Surabaya (ANTARA News) - Menteri Koordinator Perekonomian Hatta Rajasa meminta pembangunan jalan tol alternatif Porong - Gempol dipercepat untuk menanggulangi kemacetan di kawasan Jalan Raya Porong yang tidak jauh dari lokasi luapan lumpur Lapindo.

"Selama ini, kami (pemerintah pusat) terus mendesak agar upaya penanggulangan kemacetan di Jalan Raya Porong bisa teratasi dan masyarakat bisa menikmati jalan tol baru," katanya di sela kunjungan ke Universitas Muhammadiyah Surabaya, Senin.

Ia menegaskan bahwa pemerintah memang tidak memberi batasan waktu, tapi pihaknya terus mendesak agar jalan tol cepat selesai. "Tentang masalah pendanaan sudah tidak ada masalah kok," ujar Hatta Radjasa.

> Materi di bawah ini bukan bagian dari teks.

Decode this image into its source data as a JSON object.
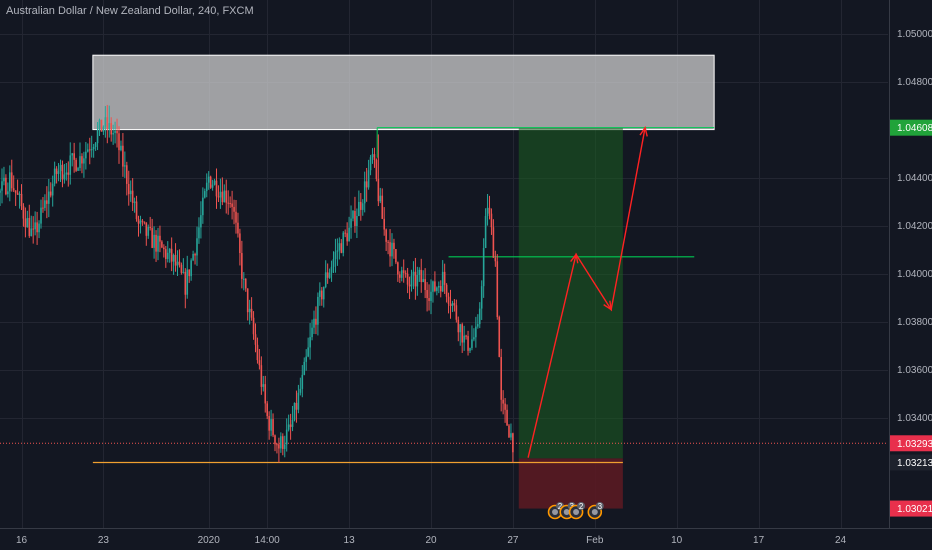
{
  "title": "Australian Dollar / New Zealand Dollar, 240, FXCM",
  "colors": {
    "background": "#131722",
    "grid": "#232632",
    "text": "#b2b5be",
    "bull": "#26a69a",
    "bear": "#ef5350",
    "resistance_zone": "#d5d5d5",
    "profit_zone": "#1b5e20",
    "loss_zone": "#5a1a22",
    "green_line": "#00c853",
    "support_line": "#f0a030",
    "projection": "#ff2222",
    "badge_red": "#e8304c",
    "badge_green": "#21a33a",
    "badge_dark": "#1e222d"
  },
  "icons": {
    "event": "economic-event-icon"
  },
  "chart_data": {
    "type": "candlestick",
    "symbol": "Australian Dollar / New Zealand Dollar",
    "timeframe": "240",
    "source": "FXCM",
    "ylim": [
      1.0294,
      1.0514
    ],
    "y_ticks": [
      1.034,
      1.036,
      1.038,
      1.04,
      1.042,
      1.044,
      1.048,
      1.05
    ],
    "x_ticks": [
      {
        "label": "16",
        "day": 16
      },
      {
        "label": "23",
        "day": 23
      },
      {
        "label": "2020",
        "day": 32
      },
      {
        "label": "14:00",
        "day": 37
      },
      {
        "label": "13",
        "day": 44
      },
      {
        "label": "20",
        "day": 51
      },
      {
        "label": "27",
        "day": 58
      },
      {
        "label": "Feb",
        "day": 65
      },
      {
        "label": "10",
        "day": 72
      },
      {
        "label": "17",
        "day": 79
      },
      {
        "label": "24",
        "day": 86
      }
    ],
    "price_badges": [
      {
        "label": "1.04608",
        "value": 1.04608,
        "kind": "green"
      },
      {
        "label": "1.03293",
        "value": 1.03293,
        "kind": "red"
      },
      {
        "label": "1.03213",
        "value": 1.03213,
        "kind": "dark"
      },
      {
        "label": "1.03021",
        "value": 1.03021,
        "kind": "red"
      }
    ],
    "path": [
      [
        9,
        1.047
      ],
      [
        11,
        1.043
      ],
      [
        13,
        1.0425
      ],
      [
        15,
        1.044
      ],
      [
        17,
        1.0415
      ],
      [
        19,
        1.0442
      ],
      [
        21,
        1.0448
      ],
      [
        23,
        1.0462
      ],
      [
        24,
        1.0458
      ],
      [
        25,
        1.044
      ],
      [
        26,
        1.042
      ],
      [
        27,
        1.0415
      ],
      [
        28,
        1.041
      ],
      [
        29,
        1.0405
      ],
      [
        30,
        1.0395
      ],
      [
        31,
        1.0415
      ],
      [
        32,
        1.044
      ],
      [
        33,
        1.0435
      ],
      [
        34,
        1.043
      ],
      [
        35,
        1.0395
      ],
      [
        36,
        1.037
      ],
      [
        37,
        1.034
      ],
      [
        38,
        1.0328
      ],
      [
        39,
        1.0335
      ],
      [
        40,
        1.0355
      ],
      [
        41,
        1.038
      ],
      [
        42,
        1.0398
      ],
      [
        43,
        1.041
      ],
      [
        44,
        1.0418
      ],
      [
        45,
        1.043
      ],
      [
        46,
        1.0448
      ],
      [
        47,
        1.0418
      ],
      [
        48,
        1.0405
      ],
      [
        49,
        1.0395
      ],
      [
        50,
        1.0398
      ],
      [
        51,
        1.0392
      ],
      [
        52,
        1.0398
      ],
      [
        53,
        1.0385
      ],
      [
        54,
        1.037
      ],
      [
        55,
        1.0375
      ],
      [
        55.8,
        1.043
      ],
      [
        56.5,
        1.0405
      ],
      [
        57,
        1.0345
      ],
      [
        57.7,
        1.0335
      ],
      [
        58,
        1.033
      ]
    ],
    "extreme_wicks": [
      {
        "day": 9,
        "high": 1.0488
      },
      {
        "day": 11,
        "low": 1.0368
      },
      {
        "day": 23.5,
        "high": 1.047
      },
      {
        "day": 38,
        "low": 1.03213
      },
      {
        "day": 46.5,
        "high": 1.0458
      },
      {
        "day": 55.8,
        "high": 1.0432
      }
    ],
    "levels": {
      "resistance_zone": {
        "start_day": 22.1,
        "end_day": 75.2,
        "low": 1.046,
        "high": 1.0491
      },
      "upper_green": {
        "start_day": 46.4,
        "end_day": 75.2,
        "value": 1.04608
      },
      "mid_green": {
        "start_day": 52.5,
        "end_day": 73.5,
        "value": 1.0407
      },
      "support": {
        "start_day": 22.1,
        "end_day": 67.4,
        "value": 1.03213
      },
      "current_dotted": {
        "value": 1.03293
      },
      "long_position": {
        "start_day": 58.5,
        "end_day": 67.4,
        "entry": 1.0323,
        "target": 1.04608,
        "stop": 1.03021
      }
    },
    "projection": [
      [
        59.3,
        1.03233
      ],
      [
        63.4,
        1.0408
      ],
      [
        66.4,
        1.0385
      ],
      [
        69.3,
        1.04608
      ]
    ],
    "events": [
      {
        "day": 61.6,
        "count": "2"
      },
      {
        "day": 62.6,
        "count": "3"
      },
      {
        "day": 63.4,
        "count": "2"
      },
      {
        "day": 65.0,
        "count": "3"
      }
    ]
  }
}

Hanya saja, pihaknya mengakui permasalahan lambatnya pembangunan jalan tol akibat dari sulitnya pembebasan lahan yang terkena dampak, karena proses negoisasi antara pemerintah dengan sebagian pemilik lahan masih belum menemui kata sepakat.

"Tapi kami tidak bisa memaksa rakyat atau pemilik lahan. Namun tetap ada upaya negoisasi agar permasalahan segera terselesaikan," tukas Hatta yang juga Ketua Umum DPP PAN tersebut.

Terkait aksi massa yang melakukan unjuk rasa meminta 45 RT korban luapan lumpur Lapindo agar dimasukkan dalam peta terdampak, ia mengatakan, Gubernur Jatim Soekarwo sudah membawa persoalan itu ke pemerintah pusat dan saat ini sedang diusulkan.

Ke-45 RT yang minta dimasukkan ke dalam peta terdampak yakni, tujuh RT di Desa Besuki, 18 RT di Mindi, 12 RT di Ketapang, dan delapan RT di Panotan.

Bahkan, untuk memastikan perhatian pemerintah, ratusan warga korban dampak Lumpur Lapindo sudah menggelar demo dan menutup Jalan Raya Porong sebelum akhirnya bisa diredam petugas.

"Sudah diusulkan dan kami harap sabar karena masih dilakukan kajian dari lembaga independen. Kalau memang membahayakan, maka harus diselamatkan dan segera diperhatikan," tukasnya.

Disinggung tentang rencana pengeboran baru oleh PT Lapindo, Hatta mengaku belum mengetahui secara pasti.

Namun, lanjut dia, jika memang tetap dilaksanakan, maka hal itupun harus melalui pembahasan panjang antara BP Migas dan Kementerian Energi Sumber Daya Mineral (ESDM) serta pihak terkait lainnya.